MIAMI — During daily workouts throughout the offseason in Southern California, Cardinals outfielder Lars Nootbaar would marvel at the intensity and the obsessive/compulsive nature of Nolan Arenado and his pursuit of greatness — even though he was coming off a season in which he hit 34 home runs and drove in 105 runs.
“He was pissed,” Nootbaar said bluntly, referring to Arenado’s reflection on his first season with the Cardinals. “He wanted to hit the ball harder and get his hands faster. The guy is an obsessive athlete. He’s obsessed, and he cares. To see success early for him, it’s awesome, because he wasn’t happy with [last] season — which would have been a career year for others. It’s a testament to how he works.”
Greatness took shape in the form of Arenado staying focused despite striking out in his first three at-bats on Wednesday before homering in the top of the ninth against Marlins closer Anthony Bender. Arenado’s fifth home run and 10th extra-base hit broke a scoreless tie and lifted the Cardinals to a 2-0 victory over the Marlins.
For Arenado, his early-season success has been confirmation of the relentless ways he worked over the winter. Appalled that pitchers were able to get fastballs by him, Arenado worked to lower his hands and make them quicker to balls in the zone. That obsessive work paid off in a big way on Wednesday, when he yanked Bender’s 98.5 mph fastball some 379 feet — and just beyond the glove of Marlins left fielder Jorge Soler.
“Whenever you see results fairly quick, it’s a great feeling,” said Arenado, who hit the seventh home run of his career in the ninth inning or later. “It lets you know the work you put in was mostly right. I’m just trying to stay there. After those three K’s, I knew my swing’s not bad — I’m just getting beat.”
Arenado’s home run, combined with the pitching of starter Miles Mikolas, rookie reliever Andre Pallante, setup man Genesis Cabrera and closer Giovanny Gallegos, allowed Cardinals catcher Yadier Molina to notch the 150th entire shutout of his 19-year career. That moved him into second place all time, one ahead of Gary Carter. Yogi Berra has the most shutouts, with 173.
Arenado came into this series as one of the hottest hitters in baseball, leading the league in batting average (.433), slugging percentage (1.000), OPS (1.514), doubles (five), extra-base hits (nine) and total bases (30). However, his hot stretch and his eight-game hitting streak came to an end on Tuesday when he went 0-for-4. Then, he opened Wednesday with three straight strikeouts against Marlins ace Sandy Alcantara.
For Arenado, whose father is Cuban and grew up in Miami, it was a continuation of a bizarre run of bad luck while playing in South Florida. However, when he broke out of his mini-slump with the home run, Arenado immediately pointed to his 10 family members in the sparse crowd of 8,655.
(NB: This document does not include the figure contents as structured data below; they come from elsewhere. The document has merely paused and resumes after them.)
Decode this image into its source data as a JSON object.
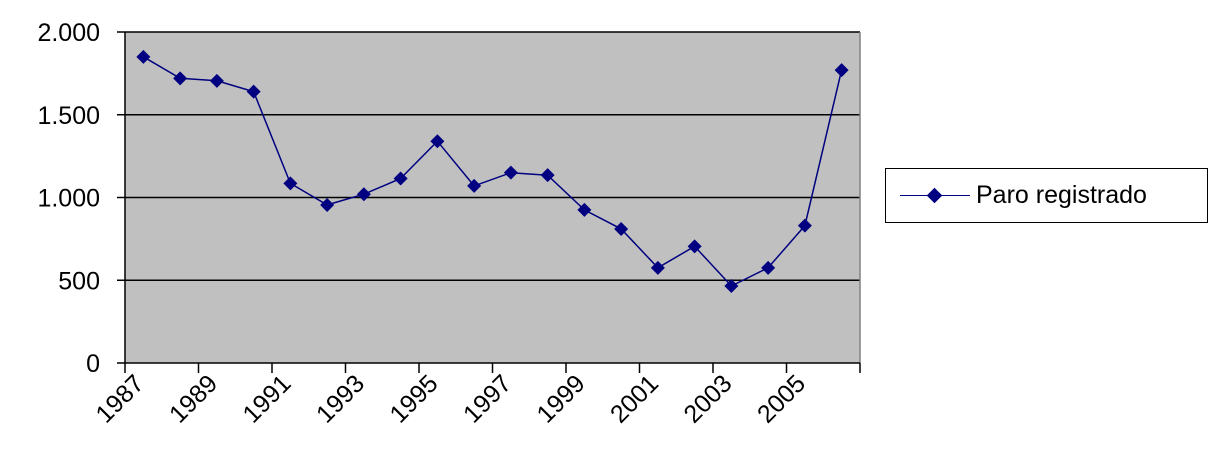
{
  "chart_data": {
    "type": "line",
    "x": [
      1987,
      1988,
      1989,
      1990,
      1991,
      1992,
      1993,
      1994,
      1995,
      1996,
      1997,
      1998,
      1999,
      2000,
      2001,
      2002,
      2003,
      2004,
      2005,
      2006
    ],
    "x_tick_labels": [
      "1987",
      "1989",
      "1991",
      "1993",
      "1995",
      "1997",
      "1999",
      "2001",
      "2003",
      "2005"
    ],
    "y_tick_labels": [
      "0",
      "500",
      "1.000",
      "1.500",
      "2.000"
    ],
    "ylim": [
      0,
      2000
    ],
    "y_ticks": [
      0,
      500,
      1000,
      1500,
      2000
    ],
    "grid": true,
    "legend_position": "right",
    "series": [
      {
        "name": "Paro registrado",
        "values": [
          1850,
          1720,
          1705,
          1640,
          1085,
          955,
          1020,
          1115,
          1340,
          1070,
          1150,
          1135,
          925,
          810,
          575,
          705,
          465,
          575,
          830,
          1770
        ]
      }
    ],
    "colors": {
      "series": "#000080",
      "plot_background": "#c0c0c0",
      "gridline": "#000000"
    }
  }
}
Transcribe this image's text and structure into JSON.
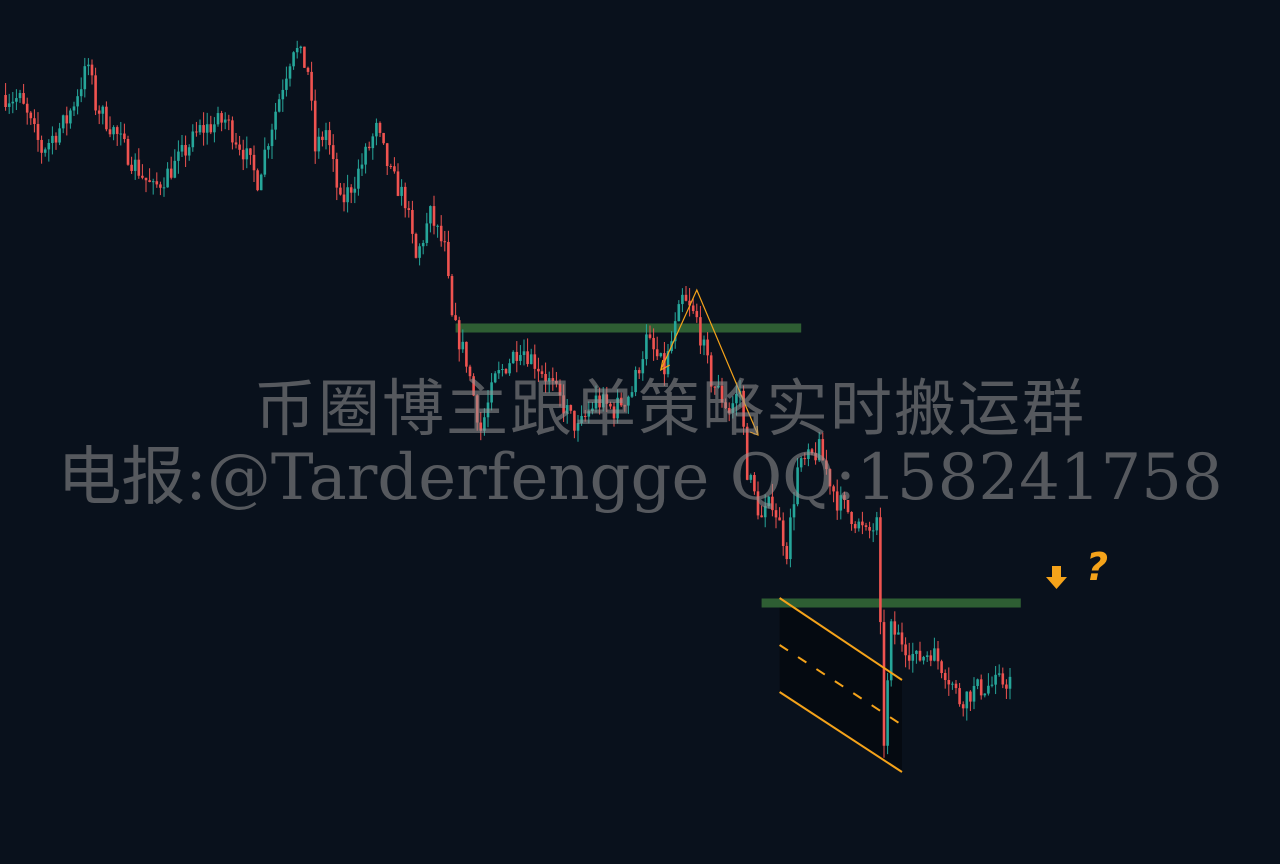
{
  "watermark": {
    "line1": "币圈博主跟单策略实时搬运群",
    "line2": "电报:@Tarderfengge QQ:158241758"
  },
  "annotation": {
    "question_mark": "?",
    "arrow_icon": "arrow-down-icon"
  },
  "colors": {
    "background": "#09111c",
    "up": "#26a69a",
    "down": "#ef5350",
    "zone": "#2e5e33",
    "annotation": "#f5a31a"
  },
  "chart_data": {
    "type": "candlestick",
    "title": "",
    "xlabel": "",
    "ylabel": "",
    "grid": false,
    "price_path": [
      [
        0,
        80.5
      ],
      [
        5,
        80
      ],
      [
        11,
        75
      ],
      [
        18,
        78
      ],
      [
        24,
        83.5
      ],
      [
        26,
        79.5
      ],
      [
        31,
        77
      ],
      [
        36,
        74
      ],
      [
        42,
        71
      ],
      [
        48,
        73.5
      ],
      [
        55,
        77
      ],
      [
        62,
        78
      ],
      [
        67,
        75
      ],
      [
        71,
        72
      ],
      [
        76,
        79
      ],
      [
        81,
        85.5
      ],
      [
        85,
        83
      ],
      [
        87,
        75
      ],
      [
        90,
        77
      ],
      [
        94,
        69.5
      ],
      [
        98,
        72
      ],
      [
        104,
        77
      ],
      [
        108,
        72.5
      ],
      [
        112,
        70
      ],
      [
        115,
        64
      ],
      [
        119,
        68.5
      ],
      [
        123,
        65
      ],
      [
        125,
        58
      ],
      [
        129,
        54
      ],
      [
        133,
        47
      ],
      [
        137,
        52
      ],
      [
        144,
        55.5
      ],
      [
        150,
        53
      ],
      [
        155,
        50
      ],
      [
        160,
        47
      ],
      [
        165,
        50
      ],
      [
        170,
        49
      ],
      [
        175,
        51
      ],
      [
        179,
        56
      ],
      [
        184,
        53
      ],
      [
        189,
        60
      ],
      [
        193,
        58
      ],
      [
        197,
        52
      ],
      [
        202,
        49
      ],
      [
        205,
        51
      ],
      [
        207,
        43
      ],
      [
        211,
        38
      ],
      [
        214,
        40
      ],
      [
        218,
        35
      ],
      [
        221,
        43
      ],
      [
        227,
        45
      ],
      [
        232,
        40
      ],
      [
        236,
        38.5
      ],
      [
        240,
        36.5
      ],
      [
        243,
        37.5
      ],
      [
        245,
        16
      ],
      [
        247,
        27
      ],
      [
        250,
        26
      ],
      [
        254,
        24
      ],
      [
        258,
        25
      ],
      [
        262,
        23
      ],
      [
        266,
        20
      ],
      [
        270,
        21
      ],
      [
        280,
        22
      ]
    ],
    "ylim": [
      5,
      90
    ],
    "zones": [
      {
        "level": 57.2,
        "from_index": 126,
        "to_index": 222
      },
      {
        "level": 29.7,
        "from_index": 211,
        "to_index": 283
      }
    ],
    "projection_path": [
      [
        183,
        53
      ],
      [
        193,
        61
      ],
      [
        210,
        46.5
      ]
    ],
    "channel": {
      "from_index": 216,
      "to_index": 250,
      "upper": [
        30.2,
        22
      ],
      "middle": [
        25.5,
        17.5
      ],
      "lower": [
        20.8,
        12.8
      ]
    }
  }
}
“I’ve got a lot of family in Miami. My dad was born in Cuba, and I have a lot of family out here in Miami and Hialeah,” he said. “But every time I come here, I don’t play well. I always point to my family when they come, but I was happy to point to them because I finally gave them something to enjoy, because I usually don’t play well here.”
Cardinals manager Oliver Marmol said he gained a new appreciation for the all-around greatness of Arenado when he got to watch the nine-time Gold Glover perform over 162 games last season. What Arenado is doing now — after an offseason of obsessive work to improve — is “what greatness looks like,” Marmol said earlier in the season.
“We’re seeing an amazing player right now,” Marmol marveled. “He’s one of the best players in baseball and being able to watch it every day is a heck of a lot of fun.”
Nootbaar — who bounced a foul ball off his earlobe in Wednesday’s game — said he issued a pointed challenge to Arenado in February when they were working on hitting on a daily basis. Nootbaar considers it an honor just to be in the presence of Arenado, but he challenged the star third baseman to go out and win the NL’s MVP Award this season. So far, Arenado is on the path to doing just that for the 7-3 Cardinals.
“He’s a generational player and, in my book, he’s already the best third baseman of all time,” Nootbaar said. “I told him this offseason that I wanted him to win MVP. Obviously, he’s not thinking about that and he’s thinking about team success. But, in my book, I want him to get that MVP. I know how hard he works, and he deserves it.”